Selain itu, dibanding Liverpool yang sudah delapan kali tampil di final Liga Champions dan lima kali sukses meraih trofi si kuping lebar, Tottenham Hotspur hanyalah pendatang baru di final kejuaraan antarklub kasta teratas di Eropa itu. Mereka bisa dibilang sebagai kuda hitam. Setelah kalah dalam dua laga awal pada Liga Champions musim ini, dari Inter Milan dan Barcelona, Tottenham kemudian perlahan meraih poin dan lulus dari fase grup.
Tapi, nasi telah menjadi bubur. Mereka gagal dan tidak bisa meraih mimpi untuk mengangkat trofi Si Kuping Besar. Pasca pertandingan berakhir, Pochettino langsung memesan kereta dari Madrid ke Barcelona. Setelah itu, ia tidak bisa berkata apa-apa. Ia sulit membayangkan mimpi buruk itu dan memutuskan untuk tidak keluar rumah selama sepuluh hari.
Pelatih asal Argentina itu beranggapan bahwa anak asuhnya bermain lebih baik. Mereka sudah mempersiapkan pertandingan selama kurang lebih tiga minggu. Segala detail diperhatikan.
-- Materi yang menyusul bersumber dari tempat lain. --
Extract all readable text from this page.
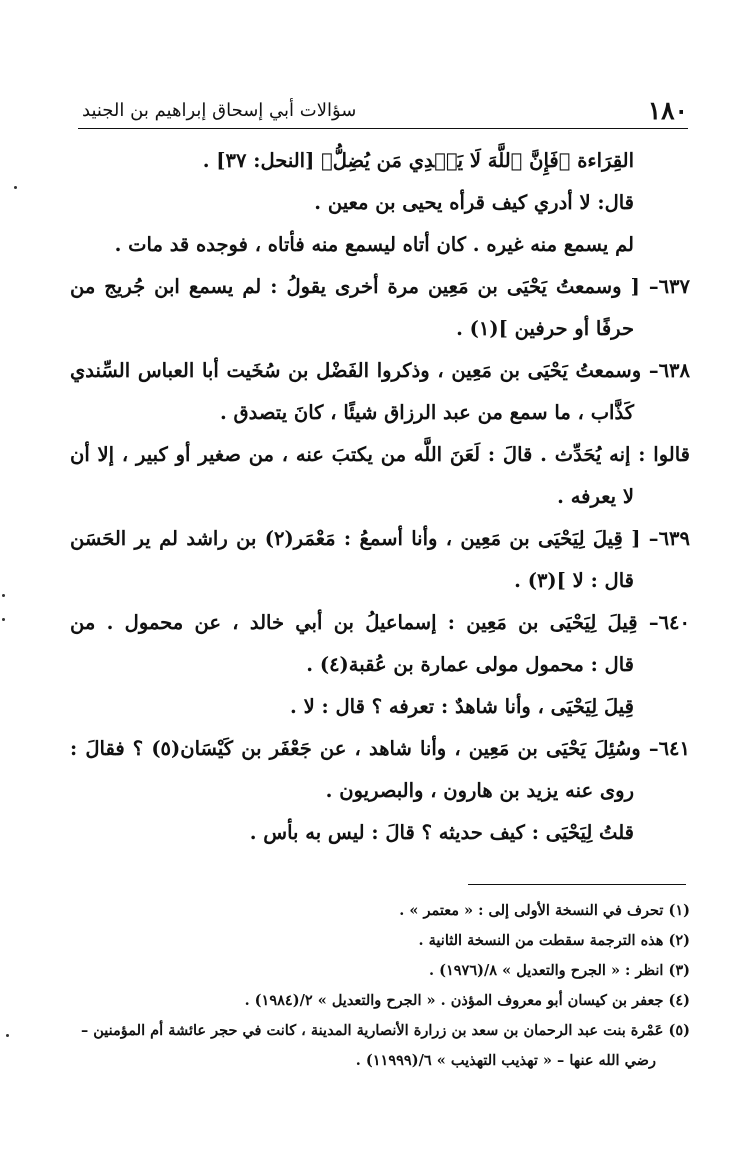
١٨٠
سؤالات أبي إسحاق إبراهيم بن الجنيد
القِرَاءة ﴿فَإِنَّ ٱللَّهَ لَا يَهۡدِي مَن يُضِلُّ﴾ [النحل: ٣٧] .
قال: لا أدري كيف قرأه يحيى بن معين .
لم يسمع منه غيره . كان أتاه ليسمع منه فأتاه ، فوجده قد مات .
٦٣٧– [ وسمعتُ يَحْيَى بن مَعِين مرة أخرى يقولُ : لم يسمع ابن جُريج من
حرفًا أو حرفين ](١) .
٦٣٨– وسمعتُ يَحْيَى بن مَعِين ، وذكروا الفَضْل بن سُخَيت أبا العباس السِّندي
كَذَّاب ، ما سمع من عبد الرزاق شيئًا ، كانَ يتصدق .
قالوا : إنه يُحَدِّث . قالَ : لَعَنَ اللَّه من يكتبَ عنه ، من صغير أو كبير ، إلا أن
لا يعرفه .
٦٣٩– [ قِيلَ لِيَحْيَى بن مَعِين ، وأنا أسمعُ : مَعْمَر(٢) بن راشد لم ير الحَسَن
قال : لا ](٣) .
٦٤٠– قِيلَ لِيَحْيَى بن مَعِين : إسماعيلُ بن أبي خالد ، عن محمول . من
قال : محمول مولى عمارة بن عُقبة(٤) .
قِيلَ لِيَحْيَى ، وأنا شاهدٌ : تعرفه ؟ قال : لا .
٦٤١– وسُئِلَ يَحْيَى بن مَعِين ، وأنا شاهد ، عن جَعْفَر بن كَيْسَان(٥) ؟ فقالَ :
روى عنه يزيد بن هارون ، والبصريون .
قلتُ لِيَحْيَى : كيف حديثه ؟ قالَ : ليس به بأس .
(١) تحرف في النسخة الأولى إلى : « معتمر » .
(٢) هذه الترجمة سقطت من النسخة الثانية .
(٣) انظر : « الجرح والتعديل » ٨/(١٩٧٦) .
(٤) جعفر بن كيسان أبو معروف المؤذن . « الجرح والتعديل » ٢/(١٩٨٤) .
(٥) عَمْرة بنت عبد الرحمان بن سعد بن زرارة الأنصارية المدينة ، كانت في حجر عائشة أم المؤمنين –
رضي الله عنها – « تهذيب التهذيب » ٦/(١١٩٩٩) .
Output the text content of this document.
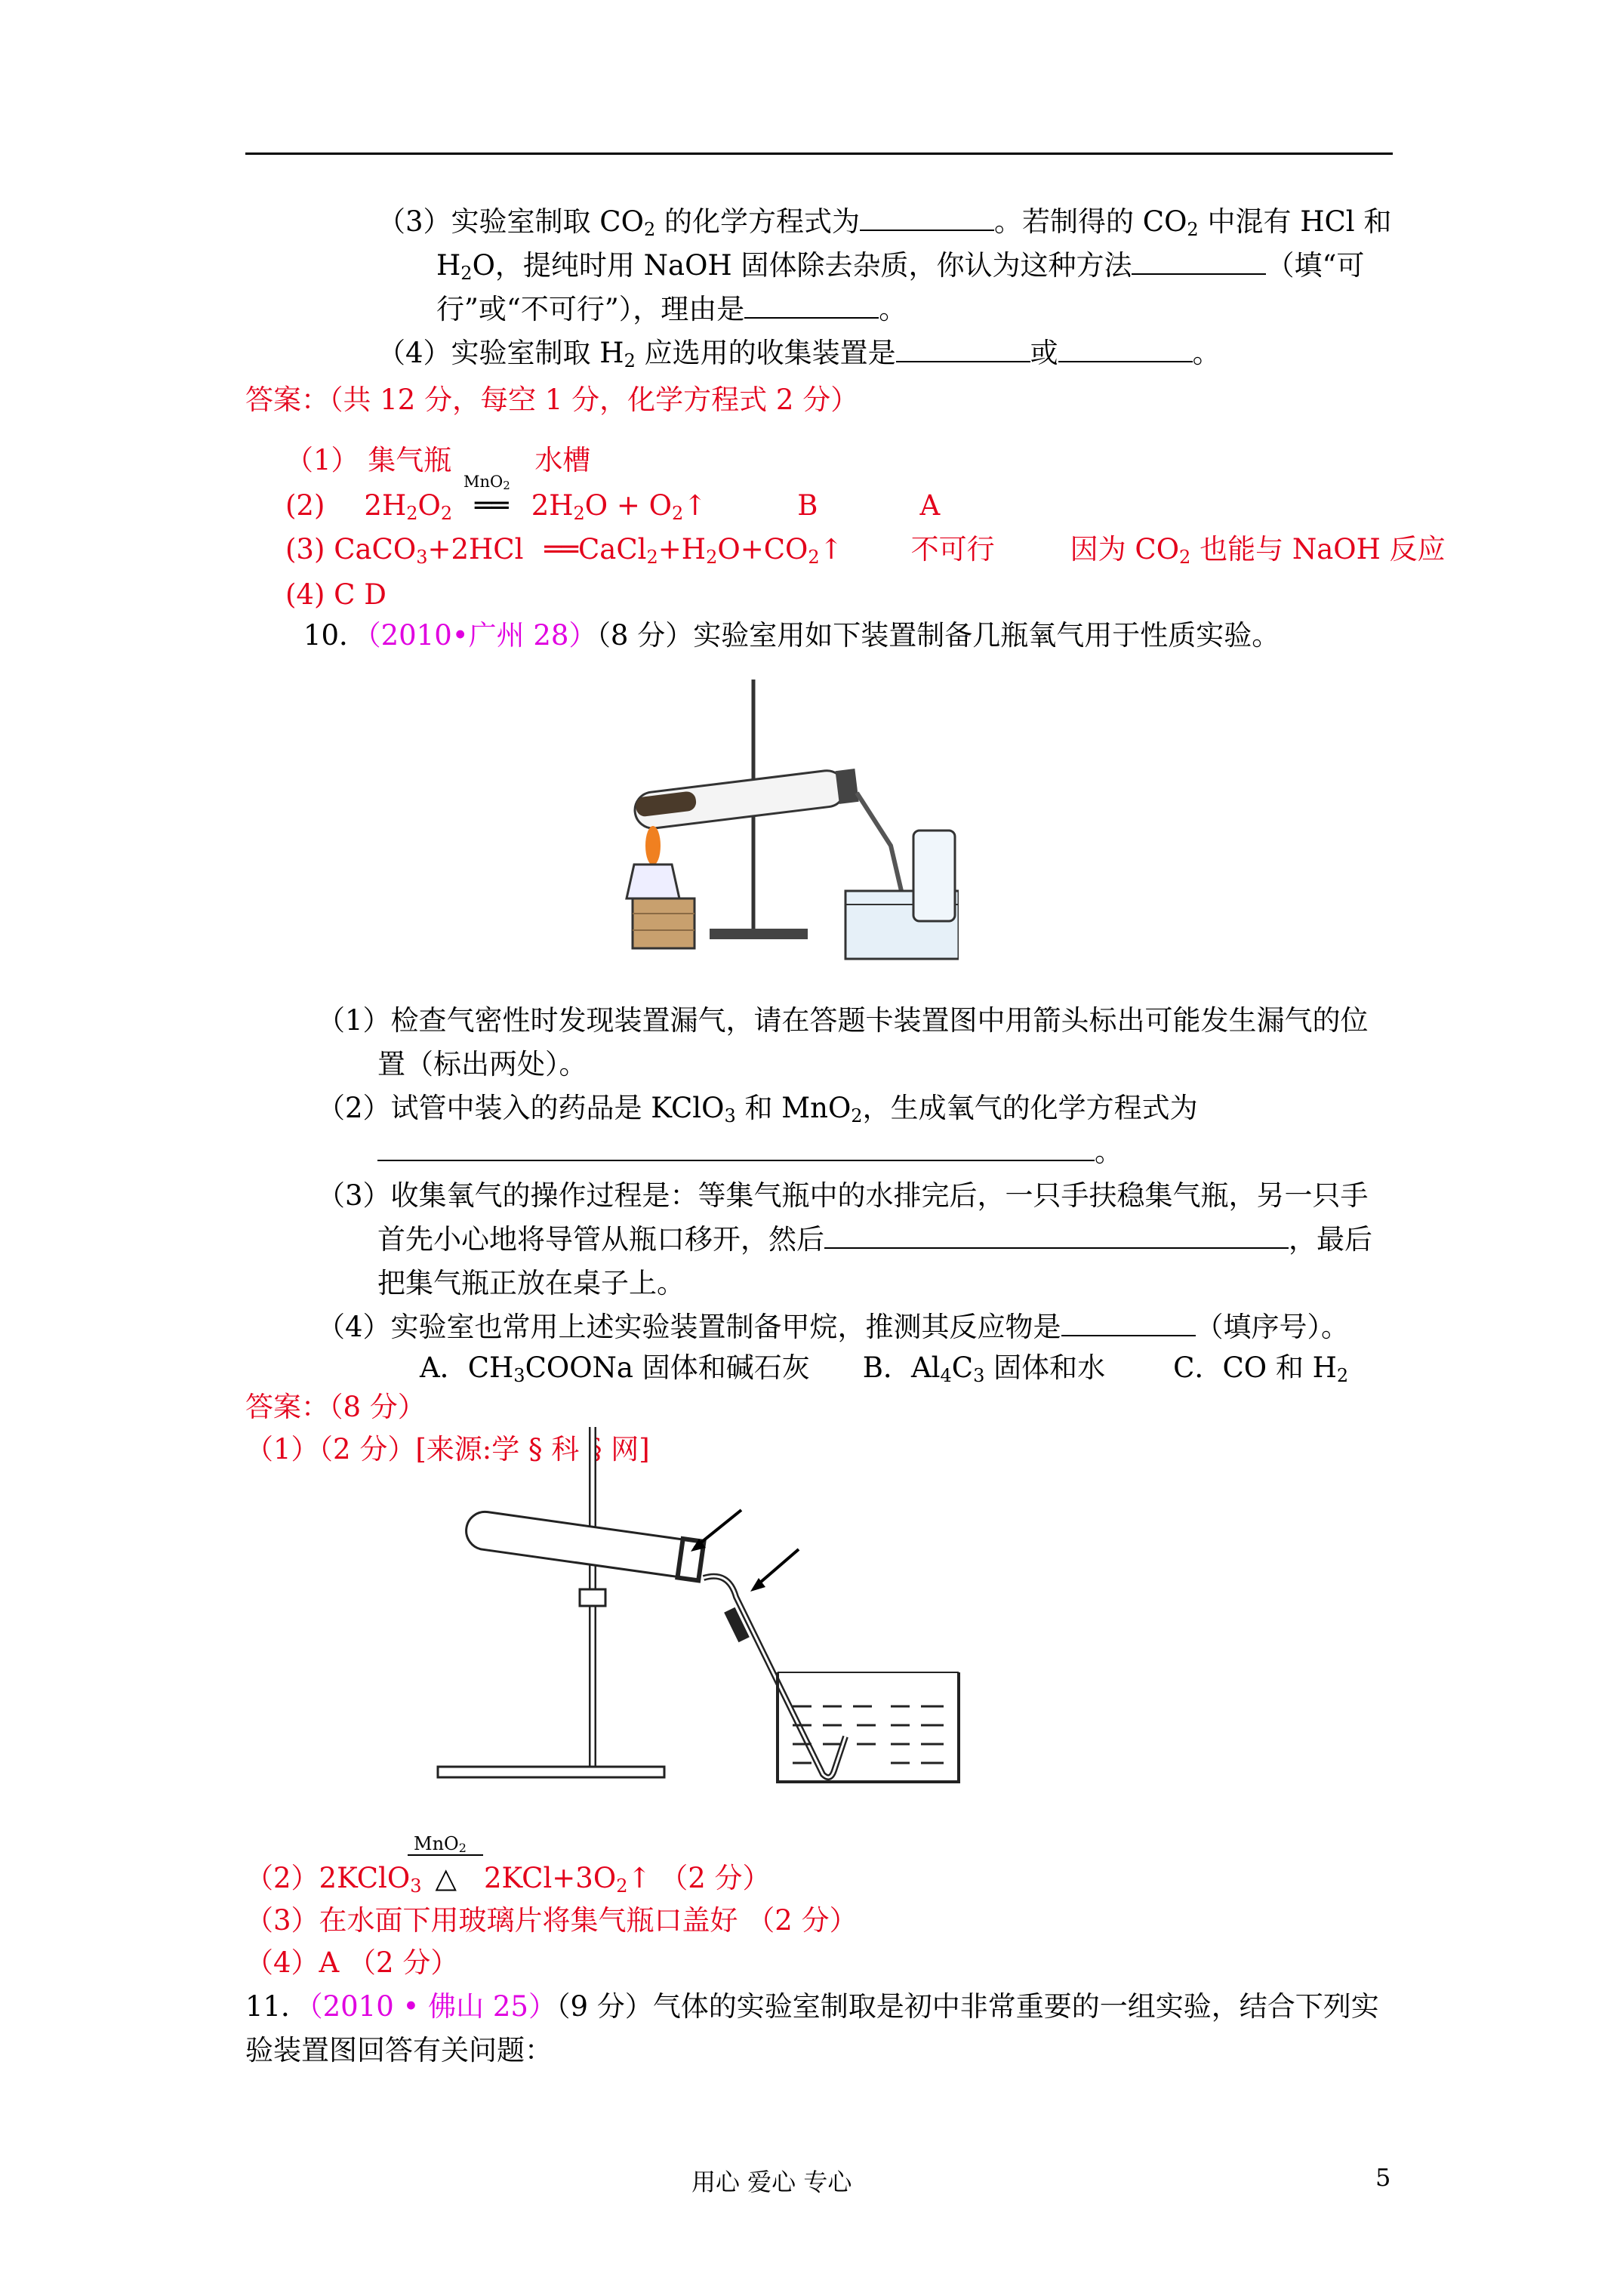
（3）实验室制取 $CO_2$ 的化学方程式为	。若制得的 $CO_2$ 中混有 HCl 和
$H_2O$，提纯时用 NaOH 固体除去杂质，你认为这种方法	（填“可
行”或“不可行”），理由是	。
（4）实验室制取 $H_2$ 应选用的收集装置是	或	。
答案：（共 12 分，每空 1 分，化学方程式 2 分）
（1） 集气瓶	水槽
MnO$_2$
(2) $2H_2O_2$ ══ $2H_2O$ + $O_2↑$	B	A
(3) CaCO$_3$+2HCl $══CaCl_2+H_2O+CO_2↑$ 不可行	因为 $CO_2$ 也能与 NaOH 反应
(4) C D
10．（2010•广州 28）（8 分）实验室用如下装置制备几瓶氧气用于性质实验。
（1）检查气密性时发现装置漏气，请在答题卡装置图中用箭头标出可能发生漏气的位
置（标出两处）。
（2）试管中装入的药品是 KClO$_3$ 和 MnO$_2$，生成氧气的化学方程式为
。
（3）收集氧气的操作过程是：等集气瓶中的水排完后，一只手扶稳集气瓶，另一只手
首先小心地将导管从瓶口移开，然后	，最后
把集气瓶正放在桌子上。
（4）实验室也常用上述实验装置制备甲烷，推测其反应物是	（填序号）。
A．$CH_3COONa$ 固体和碱石灰 B．$Al_4C_3$ 固体和水 C．CO 和 $H_2$
答案：（8 分）
（1）（2 分）[来源:学 § 科 § 网]
MnO$_2$
（2）2KClO$_3$ △ $2KCl+3O_2↑$ （2 分）
（3）在水面下用玻璃片将集气瓶口盖好 （2 分）
（4）A （2 分）
11．（2010 • 佛山 25）（9 分）气体的实验室制取是初中非常重要的一组实验，结合下列实
验装置图回答有关问题：
用心 爱心 专心	5
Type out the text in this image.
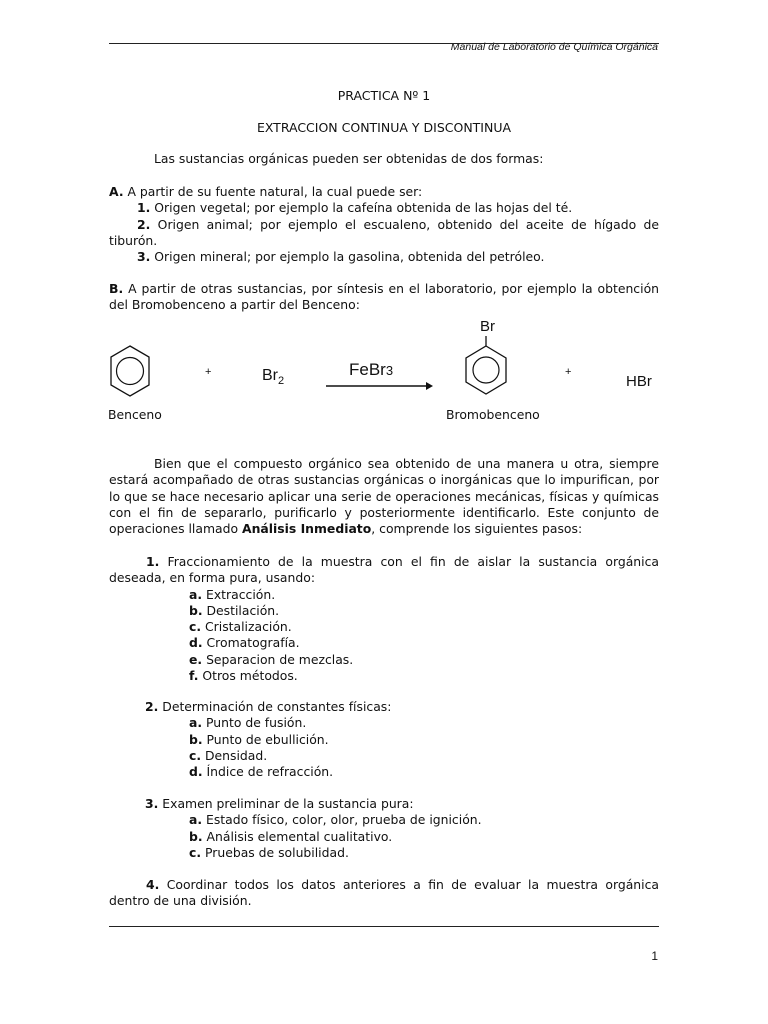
Manual de Laboratorio de Química Orgánica
PRACTICA Nº 1
EXTRACCION CONTINUA Y DISCONTINUA
Las sustancias orgánicas pueden ser obtenidas de dos formas:
A. A partir de su fuente natural, la cual puede ser:
1. Origen vegetal; por ejemplo la cafeína obtenida de las hojas del té.
2. Origen animal; por ejemplo el escualeno, obtenido del aceite de hígado de
tiburón.
3. Origen mineral; por ejemplo la gasolina, obtenida del petróleo.
B. A partir de otras sustancias, por síntesis en el laboratorio, por ejemplo la obtención
del Bromobenceno a partir del Benceno:
Benceno
+	$Br_2$
FeBr3
Br
Bromobenceno
+
HBr
Bien que el compuesto orgánico sea obtenido de una manera u otra, siempre
estará acompañado de otras sustancias orgánicas o inorgánicas que lo impurifican, por
lo que se hace necesario aplicar una serie de operaciones mecánicas, físicas y químicas
con el fin de separarlo, purificarlo y posteriormente identificarlo. Este conjunto de
operaciones llamado Análisis Inmediato, comprende los siguientes pasos:
1. Fraccionamiento de la muestra con el fin de aislar la sustancia orgánica
deseada, en forma pura, usando:
a. Extracción.
b. Destilación.
c. Cristalización.
d. Cromatografía.
e. Separacion de mezclas.
f. Otros métodos.
2. Determinación de constantes físicas:
a. Punto de fusión.
b. Punto de ebullición.
c. Densidad.
d. Índice de refracción.
3. Examen preliminar de la sustancia pura:
a. Estado físico, color, olor, prueba de ignición.
b. Análisis elemental cualitativo.
c. Pruebas de solubilidad.
4. Coordinar todos los datos anteriores a fin de evaluar la muestra orgánica
dentro de una división.
1
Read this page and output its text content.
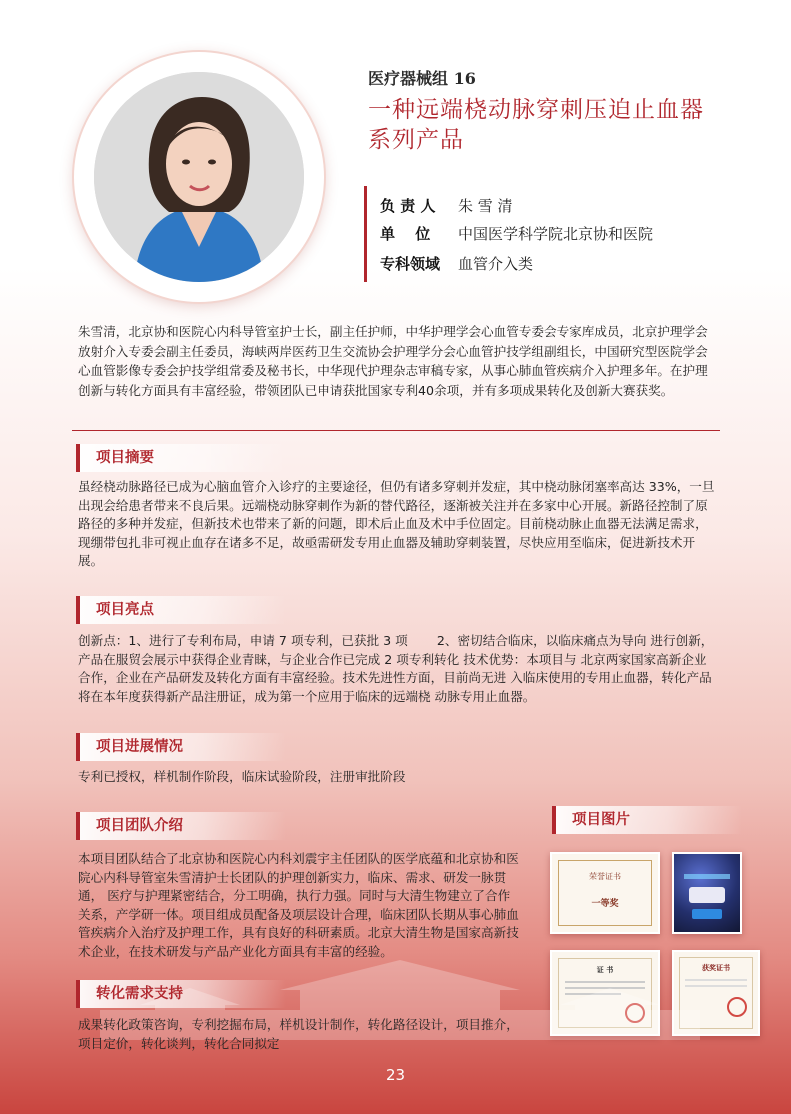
医疗器械组 16
一种远端桡动脉穿刺压迫止血器
系列产品
负 责 人 朱 雪 清
单　 位 中国医学科学院北京协和医院
专科领域 血管介入类
朱雪清，北京协和医院心内科导管室护士长，副主任护师，中华护理学会心血管专委会专家库成员，北京护理学会放射介入专委会副主任委员，海峡两岸医药卫生交流协会护理学分会心血管护技学组副组长，中国研究型医院学会心血管影像专委会护技学组常委及秘书长，中华现代护理杂志审稿专家，从事心肺血管疾病介入护理多年。在护理创新与转化方面具有丰富经验，带领团队已申请获批国家专利40余项，并有多项成果转化及创新大赛获奖。
项目摘要
虽经桡动脉路径已成为心脑血管介入诊疗的主要途径，但仍有诸多穿刺并发症，其中桡动脉闭塞率高达 33%，一旦出现会给患者带来不良后果。远端桡动脉穿刺作为新的替代路径，逐渐被关注并在多家中心开展。新路径控制了原路径的多种并发症，但新技术也带来了新的问题，即术后止血及术中手位固定。目前桡动脉止血器无法满足需求，现绷带包扎非可视止血存在诸多不足，故亟需研发专用止血器及辅助穿刺装置，尽快应用至临床，促进新技术开展。
项目亮点
创新点：1、进行了专利布局，申请 7 项专利，已获批 3 项　　 2、密切结合临床，以临床痛点为导向 进行创新，产品在服贸会展示中获得企业青睐，与企业合作已完成 2 项专利转化 技术优势：本项目与 北京两家国家高新企业合作，企业在产品研发及转化方面有丰富经验。技术先进性方面，目前尚无进 入临床使用的专用止血器，转化产品将在本年度获得新产品注册证，成为第一个应用于临床的远端桡 动脉专用止血器。
项目进展情况
专利已授权，样机制作阶段，临床试验阶段，注册审批阶段
项目团队介绍
本项目团队结合了北京协和医院心内科刘震宇主任团队的医学底蕴和北京协和医院心内科导管室朱雪清护士长团队的护理创新实力，临床、需求、研发一脉贯通， 医疗与护理紧密结合，分工明确，执行力强。同时与大清生物建立了合作关系，产学研一体。项目组成员配备及项层设计合理，临床团队长期从事心肺血管疾病介入治疗及护理工作，具有良好的科研素质。北京大清生物是国家高新技术企业，在技术研发与产品产业化方面具有丰富的经验。
项目图片
荣誉证书
一等奖
证 书	获奖证书
转化需求支持
成果转化政策咨询，专利挖掘布局，样机设计制作，转化路径设计，项目推介，项目定价，转化谈判，转化合同拟定
23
Namun tetap saja gagal mewujudkan mimpi para penggemar The LillyWhites diseluruh dunia.
Bagi Pochettino yang saat ini sudah berusia 47 tahun, kekalahan di final Liga Champions merupakan satu dari dua pengalaman buruk dalam kariernya. Sebelumnya, ia juga pernah merasakan kekecewaan yang begitu mendalam saat gagal bermain apik di Piala Dunia 2002. Kala itu, timnya hanya bermain imbang melawan Swedia dan kalah melawan Inggris d fase grup.
Dua momen tersebut adalah pengalaman terburuk sebagai pemain dan sebagai pelatih.
Namun, kegagalan Pochettino dalam memberi gelar juara bagi Spurs membawa berkah tersendiri bagi klub. Pasalnya, Poch bakal pergi kalau ia suskes membawa Spurs menjadi jawara Eropa saat itu. Dirinya mengaku ingin menutup karier sebagai pelatih Tottenham dengan catatan manis. Namun apa daya, rencana nya tak sesuai dengan harapan.
Pochettino bisa dibilang menjadi salah satu manajer terbaik Tottenham. Sejak 2014, kinerjanya selalu dipuji karena mampu membawa Tottenham bersaing di papan atas dan rutin tampil di Liga Champions Eropa.
Meski sempat frutasi berat, Pochettino segera bangkit. Ia mengatakan kalau sang pemenang tidak pantas bersikap seperti ini. Mereka yang tampil ditangga juara selalu lewati berbagai cobaan dan kekecewaan mendalam. Oleh sebab itu, ia tak mau berlama-lama bersedih dan siap menjalani musim 2019/20 dengan penuh semangat.